Von Klaus Bonanomi - Ein Mann liest in der Zeitung seine eigene Todesanzeige und erleidet darob einen schweren Schock. Er liest fortan keine Zeile mehr, kein Buch und keine Zeitung, kapselt sich immer von seiner Mitwelt ab und wird schliesslich auch von seiner Lebenspartnerin verlassen. Der Mann meldet sich in der Praxis des Zürcher Psychoanalytikers Mario Gmür. Diagnose: Ein „Medienopfersyndrom in Reinkultur“.

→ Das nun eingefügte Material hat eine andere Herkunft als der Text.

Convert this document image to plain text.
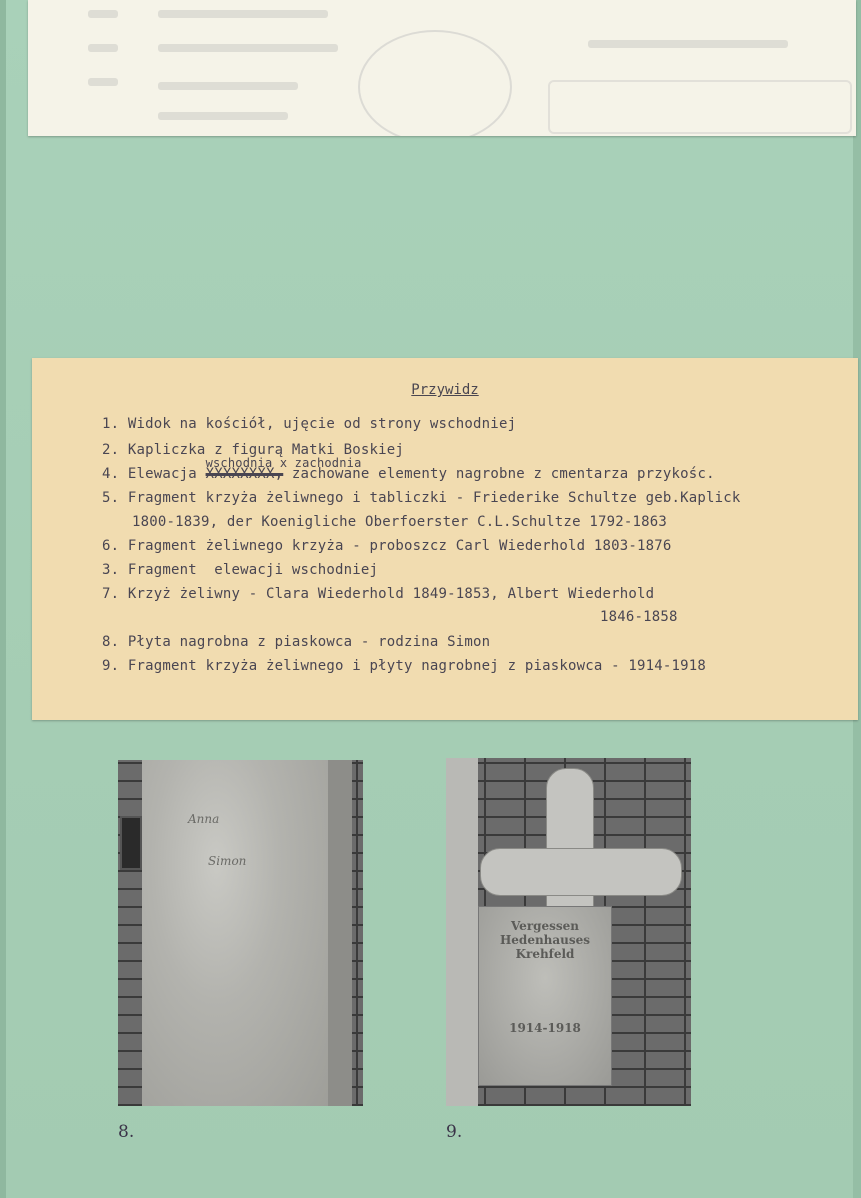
Przywidz
1. Widok na kościół, ujęcie od strony wschodniej
2. Kapliczka z figurą Matki Boskiej
4. Elewacja
wschodnia x zachodnia
XXXXXXXX, zachowane elementy nagrobne z cmentarza przykośc.
5. Fragment krzyża żeliwnego i tabliczki - Friederike Schultze geb.Kaplick
1800-1839, der Koenigliche Oberfoerster C.L.Schultze 1792-1863
6. Fragment żeliwnego krzyża - proboszcz Carl Wiederhold 1803-1876
3. Fragment  elewacji wschodniej
7. Krzyż żeliwny - Clara Wiederhold 1849-1853, Albert Wiederhold
1846-1858
8. Płyta nagrobna z piaskowca - rodzina Simon
9. Fragment krzyża żeliwnego i płyty nagrobnej z piaskowca - 1914-1918
Anna
Simon
8.
Vergessen
Hedenhauses
Krehfeld
1914-1918
9.
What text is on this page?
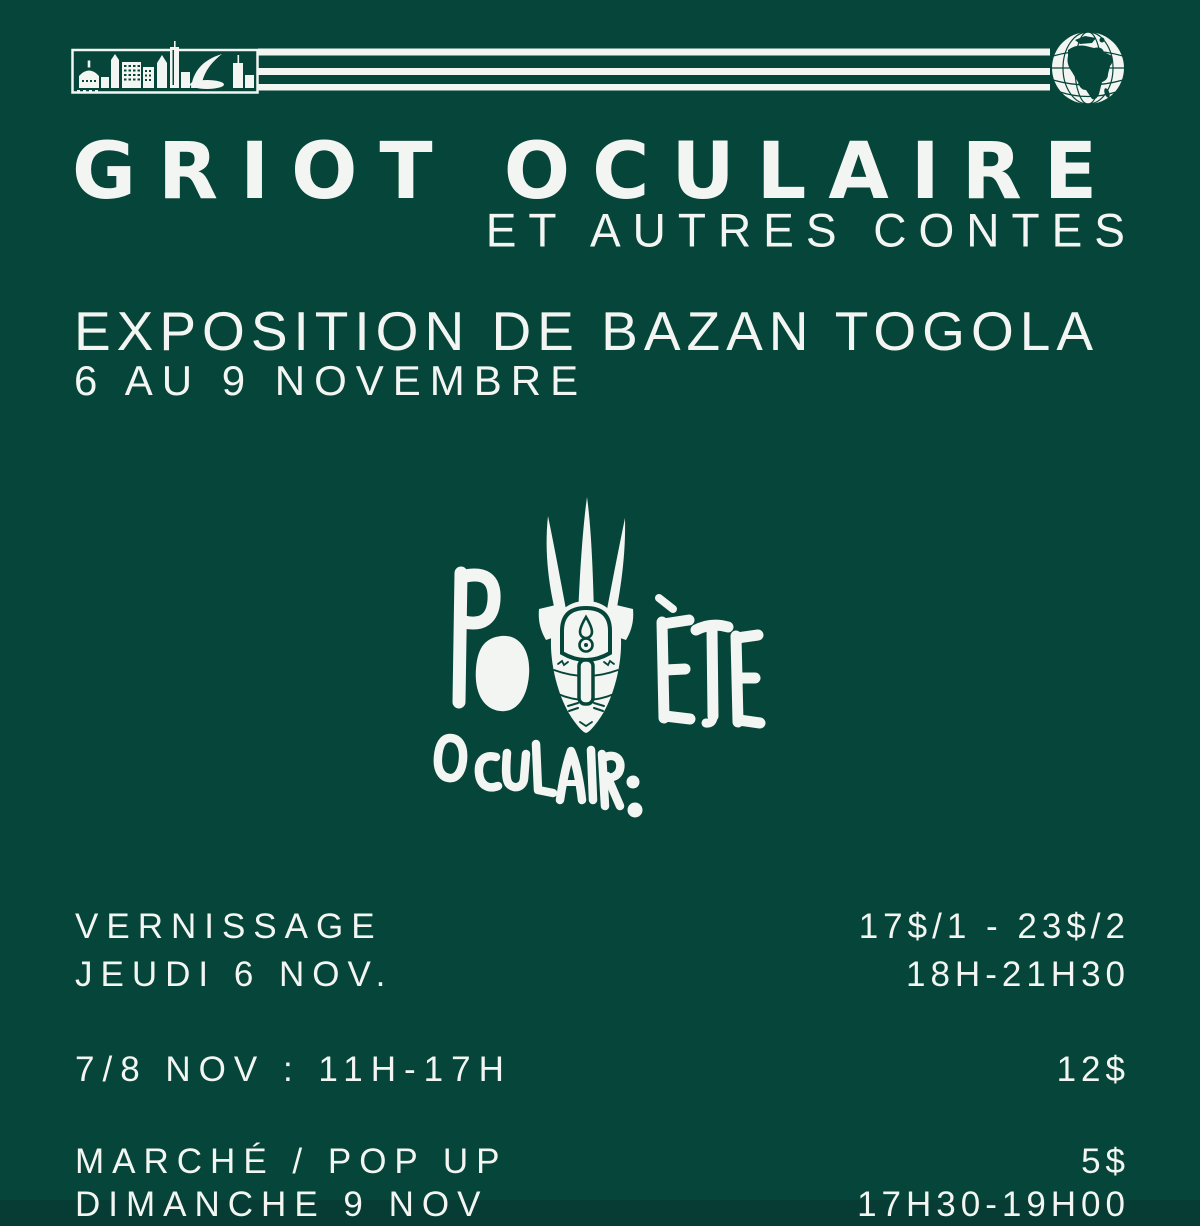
GRIOT OCULAIRE
ET AUTRES CONTES
EXPOSITION DE BAZAN TOGOLA
6 AU 9 NOVEMBRE
VERNISSAGE	17$/1 - 23$/2
JEUDI 6 NOV.	18H-21H30
7/8 NOV : 11H-17H	12$
MARCHÉ / POP UP	5$
DIMANCHE 9 NOV	17H30-19H00
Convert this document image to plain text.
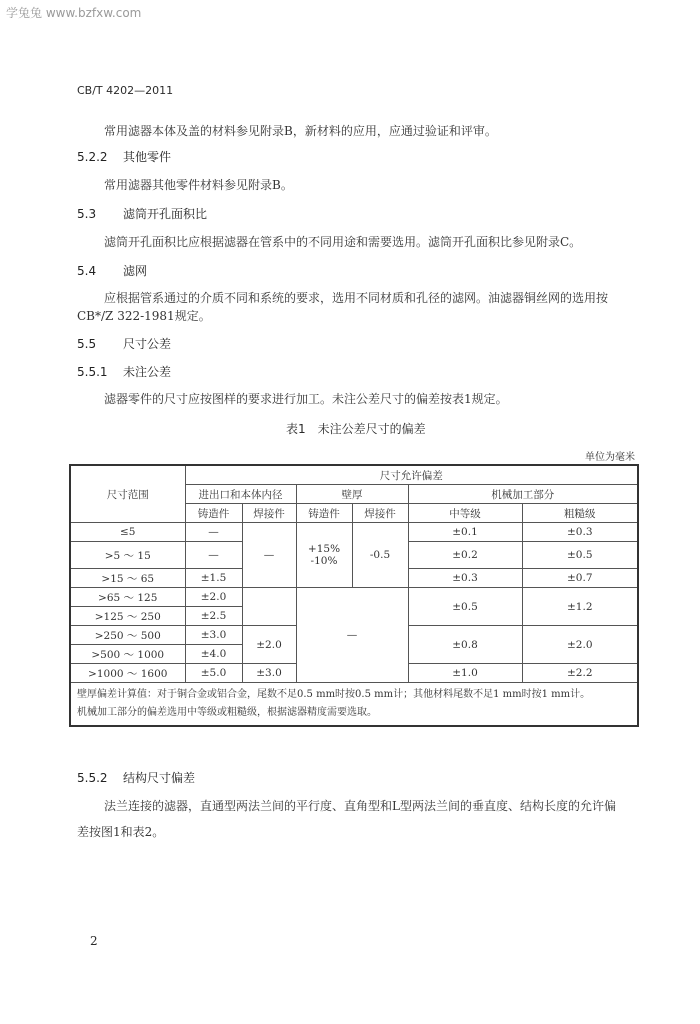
学兔兔 www.bzfxw.com
CB/T 4202—2011
常用滤器本体及盖的材料参见附录B，新材料的应用，应通过验证和评审。
5.2.2 其他零件
常用滤器其他零件材料参见附录B。
5.3 滤筒开孔面积比
滤筒开孔面积比应根据滤器在管系中的不同用途和需要选用。滤筒开孔面积比参见附录C。
5.4 滤网
应根据管系通过的介质不同和系统的要求，选用不同材质和孔径的滤网。油滤器铜丝网的选用按
CB*/Z 322-1981规定。
5.5 尺寸公差
5.5.1 未注公差
滤器零件的尺寸应按图样的要求进行加工。未注公差尺寸的偏差按表1规定。
表1　未注公差尺寸的偏差
单位为毫米
尺寸范围	尺寸允许偏差					
	进出口和本体内径		壁厚		机械加工部分	
	铸造件	焊接件	铸造件	焊接件	中等级	粗糙级
≤5	—	—	+15%
-10%	-0.5	±0.1	±0.3
>5 ～ 15	—				±0.2	±0.5
>15 ～ 65	±1.5				±0.3	±0.7
>65 ～ 125	±2.0		—		±0.5	±1.2
>125 ～ 250	±2.5					
>250 ～ 500	±3.0	±2.0			±0.8	±2.0
>500 ～ 1000	±4.0					
>1000 ～ 1600	±5.0	±3.0			±1.0	±2.2
壁厚偏差计算值：对于铜合金或铝合金，尾数不足0.5 mm时按0.5 mm计；其他材料尾数不足1 mm时按1 mm计。
机械加工部分的偏差选用中等级或粗糙级，根据滤器精度需要选取。						
5.5.2 结构尺寸偏差
法兰连接的滤器，直通型两法兰间的平行度、直角型和L型两法兰间的垂直度、结构长度的允许偏
差按图1和表2。
2
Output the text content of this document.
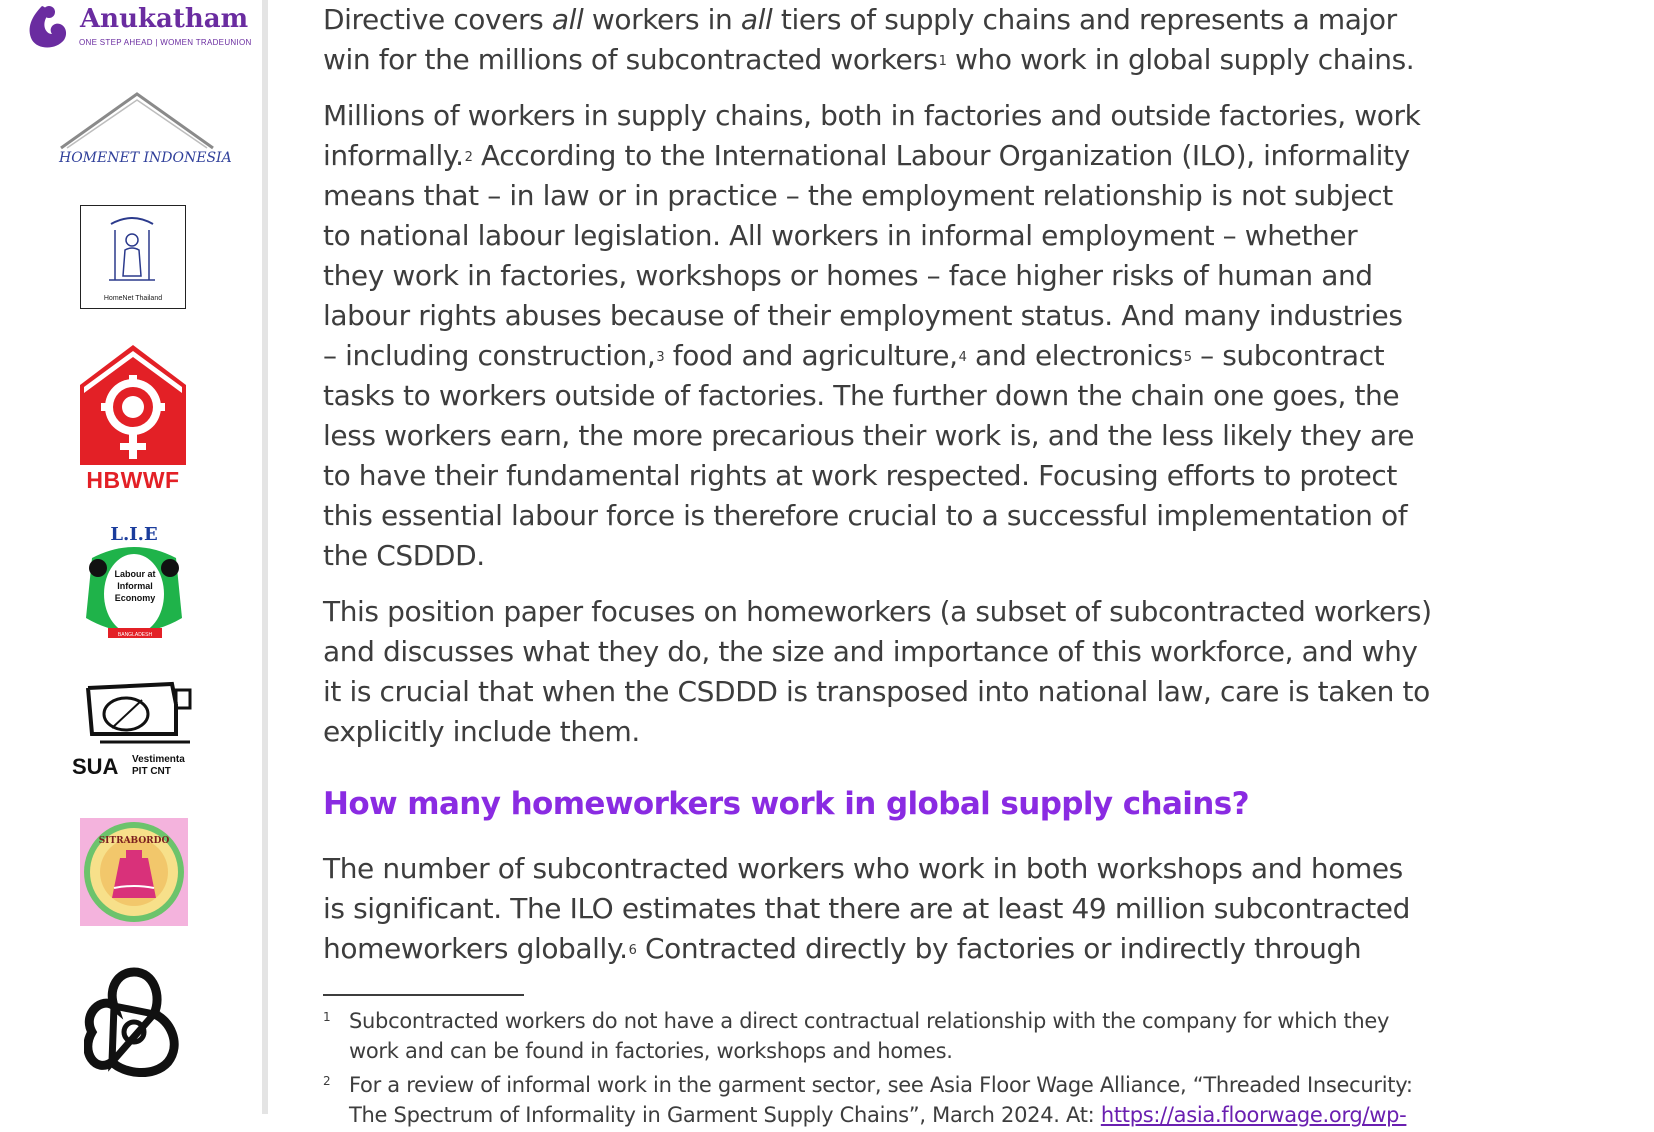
Anukatham
ONE STEP AHEAD | WOMEN TRADEUNION
HOMENET INDONESIA
HomeNet Thailand
HBWWF
L.I.E
Labour at Informal Economy
BANGLADESH
SUA Vestimenta PIT CNT
SITRABORDO

Directive covers all workers in all tiers of supply chains and represents a major
win for the millions of subcontracted workers$^1$ who work in global supply chains.

Millions of workers in supply chains, both in factories and outside factories, work
informally.$^2$ According to the International Labour Organization (ILO), informality
means that – in law or in practice – the employment relationship is not subject
to national labour legislation. All workers in informal employment – whether
they work in factories, workshops or homes – face higher risks of human and
labour rights abuses because of their employment status. And many industries
– including construction,$^3$ food and agriculture,$^4$ and electronics$^5$ – subcontract
tasks to workers outside of factories. The further down the chain one goes, the
less workers earn, the more precarious their work is, and the less likely they are
to have their fundamental rights at work respected. Focusing efforts to protect
this essential labour force is therefore crucial to a successful implementation of
the CSDDD.

This position paper focuses on homeworkers (a subset of subcontracted workers)
and discusses what they do, the size and importance of this workforce, and why
it is crucial that when the CSDDD is transposed into national law, care is taken to
explicitly include them.

How many homeworkers work in global supply chains?

The number of subcontracted workers who work in both workshops and homes
is significant. The ILO estimates that there are at least 49 million subcontracted
homeworkers globally.$^6$ Contracted directly by factories or indirectly through

1 Subcontracted workers do not have a direct contractual relationship with the company for which they
work and can be found in factories, workshops and homes.
2 For a review of informal work in the garment sector, see Asia Floor Wage Alliance, “Threaded Insecurity:
The Spectrum of Informality in Garment Supply Chains”, March 2024. At: https://asia.floorwage.org/wp-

Vor zwei Jahren hat Gmür in einem Buch als erster das sogenannte „Medienopfersyndrom“ ausführlich beschrieben. Wer in die Negativschlagzeilen der Boulevardpresse gerät oder vor die Kamera eines VJs gezerrt wird, kann in seinem Ich und in seinem ganzen Sozialleben zutiefst geschädigt werden. Dies zeigt Gmür an Beispielen von vorverurteilten Straftätern oder deren Angehörigen, die durch eine verletzende, voyeuristische und übertriebene Berichterstattung in Existenzkrisen gestürzt wurden. Ein aktuelles Beispiel: Das Bundesgericht hat vor kurzem die Wirtschaftszeitung Cash zu einer Million Schadenersatz verurteilt, weil diese einen Zürcher Bankangestellten zu Unrecht unsauberer Geschäfte verdächtigte; der Betroffene erlitt daraufhin einen Karriereknick und konnte eine in Aussicht gestellte neue Führungsfunktion nicht antreten.
Es ist wichtig, immer wieder daran zu erinnern, dass die Medien als „vierte Gewalt“ tatsächlich Gewalt ausüben und Betroffenen schweres Leid zufügen können ob beabsichtigt oder nicht. Vor allem aber muss immer wieder darauf hingewiesen werden, dass die Medien oftmals nur der Überbringer der Botschaft sind und nicht die eigentlichen Schuldigen! Um beim Beispiel der fingierten Todesanzeige zu bleiben: Schlimm, dass die Zeitung es versäumt hat, den Inhalt der Todesanzeige zu verifizieren; noch schlimmer ist, was dahinter steckt: dass jemand auf ganz perfide Art den Mann schädigen wollte, indem er die gefälschte Todesanzeige aufgab. Auch beim vielzitierten Amoklauf des früheren Zürcher Baupolizeichefs Günther Tschanun steht am Anfang die Tatsache, dass es in seinem Amt tatsächlich schwere Mängel gab: Kompetenzprobleme, Überforderung, Mobbing. Die Zeitungsberichte darüber waren der Tropfen, der das Fass zum Überlaufen brachte; das Fass war aber schon vorher randvoll: Und daran waren nicht die Zeitungen schuld…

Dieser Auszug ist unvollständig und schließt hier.